‘A Companion to Beowulf,’ by Ruth A. Johnston

A few days back I posted a review of a book on the Viking Age which had disappointed me. Author Ruth A. Johnston, who happens to be a Facebook friend, then mentioned her own book on Beowulf, which I’d already read. I hadn’t noticed that it came from the same publisher.

Ruth’s book, A Companion to Beowulf, is much, much better.

A Companion to Beowulf is, as you would expect, an introduction to the poem, useful for students or history buffs or Tolkien fans. It’s well written and comprehensive, and includes a list of modern adaptations, a glossary of names, a list of works cited, and even a chapter on Tolkien.

For some reason, she fails to note my theory, mentioned on this blog, that Beowulf is “refugee literature.” I’ve also been inclined to give credence to theories that Beowulf’s “Geatish” tribe may have been someone other than the Gotlanders.
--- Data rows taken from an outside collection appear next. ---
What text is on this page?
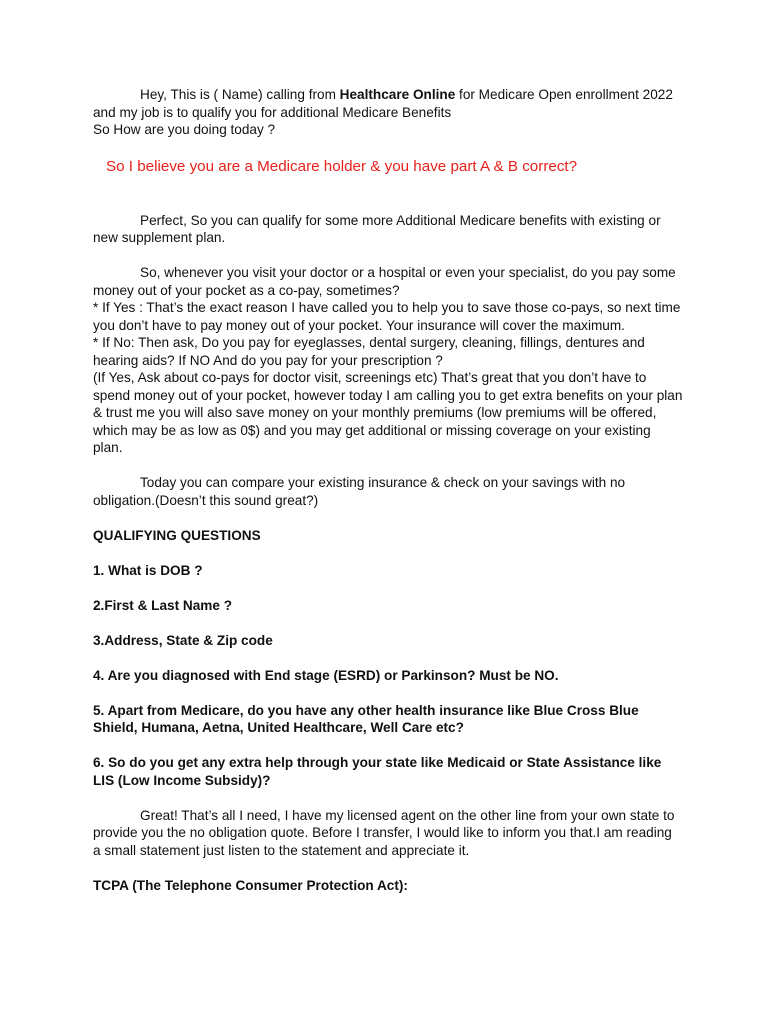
Hey, This is ( Name) calling from Healthcare Online for Medicare Open enrollment 2022 and my job is to qualify you for additional Medicare Benefits

So How are you doing today ?

So I believe you are a Medicare holder & you have part A & B correct?

Perfect, So you can qualify for some more Additional Medicare benefits with existing or new supplement plan.

So, whenever you visit your doctor or a hospital or even your specialist, do you pay some money out of your pocket as a co-pay, sometimes?

* If Yes : That’s the exact reason I have called you to help you to save those co-pays, so next time you don’t have to pay money out of your pocket. Your insurance will cover the maximum.

* If No: Then ask, Do you pay for eyeglasses, dental surgery, cleaning, fillings, dentures and hearing aids? If NO And do you pay for your prescription ?

(If Yes, Ask about co-pays for doctor visit, screenings etc) That’s great that you don’t have to spend money out of your pocket, however today I am calling you to get extra benefits on your plan & trust me you will also save money on your monthly premiums (low premiums will be offered, which may be as low as 0$) and you may get additional or missing coverage on your existing plan.

Today you can compare your existing insurance & check on your savings with no obligation.(Doesn’t this sound great?)

QUALIFYING QUESTIONS

1. What is DOB ?

2.First & Last Name ?

3.Address, State & Zip code

4. Are you diagnosed with End stage (ESRD) or Parkinson? Must be NO.

5. Apart from Medicare, do you have any other health insurance like Blue Cross Blue Shield, Humana, Aetna, United Healthcare, Well Care etc?

6. So do you get any extra help through your state like Medicaid or State Assistance like LIS (Low Income Subsidy)?

Great! That’s all I need, I have my licensed agent on the other line from your own state to provide you the no obligation quote. Before I transfer, I would like to inform you that.I am reading a small statement just listen to the statement and appreciate it.

TCPA (The Telephone Consumer Protection Act):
Johnston states flatly that they were Goths. But that may be because she knows more about the subject than I do, hard as that may be to believe.

I did catch what I think are couple small errors. She says the spear was the symbol of a free man — I’m pretty sure it was the seax. A spear is what a slave would be most likely to carry. She also speaks of Vikings wielding “two-headed fighting axes.” That should be “two-handed fighting axes.” They never fought with double-bitted axes.
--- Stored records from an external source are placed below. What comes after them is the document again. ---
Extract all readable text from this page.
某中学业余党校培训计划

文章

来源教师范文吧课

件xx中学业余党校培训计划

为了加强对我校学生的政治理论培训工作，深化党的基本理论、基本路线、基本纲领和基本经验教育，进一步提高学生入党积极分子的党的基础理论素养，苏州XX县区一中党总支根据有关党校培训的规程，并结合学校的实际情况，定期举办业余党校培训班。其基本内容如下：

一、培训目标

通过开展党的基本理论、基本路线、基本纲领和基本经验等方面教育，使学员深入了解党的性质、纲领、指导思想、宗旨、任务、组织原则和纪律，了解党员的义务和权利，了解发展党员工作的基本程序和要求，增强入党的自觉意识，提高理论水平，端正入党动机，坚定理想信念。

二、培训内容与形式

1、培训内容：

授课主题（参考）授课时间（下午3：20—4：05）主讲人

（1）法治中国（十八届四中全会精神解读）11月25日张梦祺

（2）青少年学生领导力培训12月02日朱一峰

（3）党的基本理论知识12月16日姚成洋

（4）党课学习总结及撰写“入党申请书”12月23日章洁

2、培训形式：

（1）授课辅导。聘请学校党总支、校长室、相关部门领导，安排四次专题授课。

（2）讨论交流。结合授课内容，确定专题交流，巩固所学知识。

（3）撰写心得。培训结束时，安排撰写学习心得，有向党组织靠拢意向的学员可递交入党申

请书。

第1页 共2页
But those are the sort of small mistakes you’ll find in any book — even mine. All things considered, this is an excellent introduction to a wonderfully alien work of literature. I recommend it.
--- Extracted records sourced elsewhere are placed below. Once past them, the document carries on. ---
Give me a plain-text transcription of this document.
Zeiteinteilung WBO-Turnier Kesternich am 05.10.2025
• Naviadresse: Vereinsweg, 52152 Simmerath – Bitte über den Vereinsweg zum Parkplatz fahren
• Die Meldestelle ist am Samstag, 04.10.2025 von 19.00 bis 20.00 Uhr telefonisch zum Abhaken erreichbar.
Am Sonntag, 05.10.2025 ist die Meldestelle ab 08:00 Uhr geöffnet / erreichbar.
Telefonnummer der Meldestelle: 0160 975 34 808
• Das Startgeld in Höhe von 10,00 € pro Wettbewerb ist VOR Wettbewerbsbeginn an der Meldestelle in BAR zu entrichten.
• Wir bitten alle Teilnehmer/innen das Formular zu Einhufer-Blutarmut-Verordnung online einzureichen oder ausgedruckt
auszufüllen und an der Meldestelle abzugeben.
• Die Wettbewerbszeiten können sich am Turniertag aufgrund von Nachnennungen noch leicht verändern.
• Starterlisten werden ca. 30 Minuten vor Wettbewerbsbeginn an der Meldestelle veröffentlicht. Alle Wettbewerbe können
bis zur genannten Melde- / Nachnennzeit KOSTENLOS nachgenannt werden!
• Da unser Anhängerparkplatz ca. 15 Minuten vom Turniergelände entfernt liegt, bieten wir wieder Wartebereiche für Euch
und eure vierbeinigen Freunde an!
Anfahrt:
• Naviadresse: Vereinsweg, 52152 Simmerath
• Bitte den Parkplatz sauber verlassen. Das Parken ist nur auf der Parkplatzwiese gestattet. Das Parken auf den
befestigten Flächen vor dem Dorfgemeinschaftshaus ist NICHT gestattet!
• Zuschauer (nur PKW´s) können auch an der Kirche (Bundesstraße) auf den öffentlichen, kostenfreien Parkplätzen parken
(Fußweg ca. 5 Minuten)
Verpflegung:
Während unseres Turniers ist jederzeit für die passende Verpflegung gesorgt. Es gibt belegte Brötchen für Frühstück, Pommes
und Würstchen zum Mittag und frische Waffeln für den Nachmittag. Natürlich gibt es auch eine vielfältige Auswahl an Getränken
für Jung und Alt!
5 thoughts on “‘A Companion to Beowulf,’ by Ruth A. Johnston”

  1. I should check this book out for my book group. We just watched Benjamin Bagby’s performance of Beowulf (at my insistence), and for many of them, it was the first time they really connected with the work. I’ll have to keep an eye out for it.

  2. Lars, sorry for not noting your theory in my work. Did you published it before 2004? That’s the year I was actually writing this book, and I really did try to include everything I could find. The link to your theory didn’t take me to the correct post, I think, so I’m still unenlightened.

    I don’t think I said that Geats were Goths, who were located much farther south and blended into Italy. Identifying them with Gotland is not meant to define who they actually were; the identification is made in the opening pages of very general information. If you want to argue that Gotland and Geats were not the same, or that Hygelac’s people were something else again, that’s fine.

    The “two headed” axes probably is, as you point out, an instance of a typo.

    But thanks for otherwise appreciating my work.

    Ruth Johnston

  3. Oh, well. I note that at the end of the poem, it speaks of Geatish maids weeping, slayings, terror, ruin, and “thralldom’s bond” (Tolkien). I theorize on that basis that Beowulf is refugee literature. The Geats were dispossessed of their lands by their enemies, and blamed their defeat on having fallen from the greatness of their ancestors (like Beowulf). At least some of them immigrated to England, and the legend was passed down so that the children would remember the greatness their people once knew.